Auteur(s) : Richard J. King, Jennifer Fairfax, Daniel Kirby, Jack Coop, Rebecca Hall-McGuire, Patrick G. Welsh

14 avril 2015

Le 13 avril 2015, la première ministre Kathleen Wynne a annoncé que l'Ontario conclura une entente sur le plafonnement et l'échange de droits d'émission avec le Québec dans le but de limiter les émissions de gaz à effet de serre (les émissions de GES) en Ontario. Cette annonce marque le début d'un processus de consultation qui s'étendra sur plusieurs mois et qui permettra d'établir les détails du système de plafonnement et d'échange de droits d'émission. Bien que les rouages du système n'aient pas encore été déterminés, certains éléments de base ont été annoncés.

Premièrement, le système de plafonnement et d'échange de droits d'émission « plafonnera fermement » les émissions de GES dans chaque secteur de l'économie. Les entreprises qui auront des besoins plus grands que le quota qui leur a été attribué seront tenues d'acheter des permis supplémentaires sur le marché; les entreprises qui ont des permis d'émission excédentaires seront en mesure de les vendre. Deuxièmement, l'Ontario adhérera au système de plafonnement et d'échange de droits d'émission dans le cadre de la Western Climate Initiative, le plus grand marché du carbone en Amérique du Nord, qui englobe le Québec et la Californie. À ce titre, l'Ontario projette de collaborer étroitement avec les deux administrations afin d'harmoniser son marché d'émissions de GES avec les leurs. Troisièmement, le gouvernement réinvestira « de façon transparente » l'argent recueilli par le biais du système de plafonnement et d'échange de droits d'émission dans des projets qui réduiront davantage les émissions de GES et aideront les entreprises à rester compétitives.
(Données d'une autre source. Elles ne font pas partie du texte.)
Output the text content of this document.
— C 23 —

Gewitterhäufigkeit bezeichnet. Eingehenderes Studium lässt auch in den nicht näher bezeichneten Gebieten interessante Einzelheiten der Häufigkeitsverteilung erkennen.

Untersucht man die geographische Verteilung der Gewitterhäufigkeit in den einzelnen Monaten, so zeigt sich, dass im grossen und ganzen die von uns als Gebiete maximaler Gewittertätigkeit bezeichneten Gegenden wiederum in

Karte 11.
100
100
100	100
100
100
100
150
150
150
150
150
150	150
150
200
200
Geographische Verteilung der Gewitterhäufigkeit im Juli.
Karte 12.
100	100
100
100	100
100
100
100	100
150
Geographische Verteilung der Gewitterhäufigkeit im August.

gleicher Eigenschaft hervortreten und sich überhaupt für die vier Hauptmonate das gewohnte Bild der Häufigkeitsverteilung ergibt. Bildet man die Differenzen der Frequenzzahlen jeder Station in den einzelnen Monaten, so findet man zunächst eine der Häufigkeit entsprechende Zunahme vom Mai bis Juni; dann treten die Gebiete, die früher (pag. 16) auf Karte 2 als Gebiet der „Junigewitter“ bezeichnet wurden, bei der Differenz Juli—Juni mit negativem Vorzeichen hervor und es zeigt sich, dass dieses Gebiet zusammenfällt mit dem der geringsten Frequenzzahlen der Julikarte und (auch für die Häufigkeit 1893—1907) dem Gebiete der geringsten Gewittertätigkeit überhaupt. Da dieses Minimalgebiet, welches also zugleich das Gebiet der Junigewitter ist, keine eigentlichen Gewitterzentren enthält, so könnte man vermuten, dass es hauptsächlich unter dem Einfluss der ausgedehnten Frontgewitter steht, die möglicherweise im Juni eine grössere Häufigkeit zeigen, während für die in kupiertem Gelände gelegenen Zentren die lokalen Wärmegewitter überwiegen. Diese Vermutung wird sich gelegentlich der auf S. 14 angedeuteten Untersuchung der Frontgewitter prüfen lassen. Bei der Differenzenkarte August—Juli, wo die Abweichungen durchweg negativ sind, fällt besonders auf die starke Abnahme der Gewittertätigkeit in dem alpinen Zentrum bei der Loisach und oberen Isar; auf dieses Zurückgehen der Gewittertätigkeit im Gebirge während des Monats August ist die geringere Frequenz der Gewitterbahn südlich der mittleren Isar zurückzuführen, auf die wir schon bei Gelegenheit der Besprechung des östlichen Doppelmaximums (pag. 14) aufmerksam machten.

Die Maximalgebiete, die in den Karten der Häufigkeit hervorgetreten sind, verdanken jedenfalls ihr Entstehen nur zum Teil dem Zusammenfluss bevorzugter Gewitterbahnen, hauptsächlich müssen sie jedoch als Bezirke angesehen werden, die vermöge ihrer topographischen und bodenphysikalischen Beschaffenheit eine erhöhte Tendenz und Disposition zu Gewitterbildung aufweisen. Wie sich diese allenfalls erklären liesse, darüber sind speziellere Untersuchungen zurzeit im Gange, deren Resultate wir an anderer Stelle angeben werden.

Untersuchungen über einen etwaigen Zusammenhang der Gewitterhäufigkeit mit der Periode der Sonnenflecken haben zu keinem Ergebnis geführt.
La première ministre Wynne a déclaré qu'il serait « irresponsable » de spéculer sur le coût éventuel du système de plafonnement et d'échange de droits d'émission, particulièrement en raison du fait qu'il n'a pas encore été conçu. Un récent document d'information du gouvernement sur le système de plafonnement et d'échange de droits d'émission indique que le système se traduirait par un ajout de 2 à 3,5 sous au prix du litre d'essence. Le document d'information du gouvernement souligne aussi qu'en Colombie-Britannique, l'utilisation de combustibles fossiles a chuté de 17 % cinq après la mise en application d'une tarification du carbone (perçue par l'entremise d'une taxe sur chaque tonne de carbone émise), et que l'économie de la province avait surpassé celle d'autres provinces dans la foulée de cette mesure.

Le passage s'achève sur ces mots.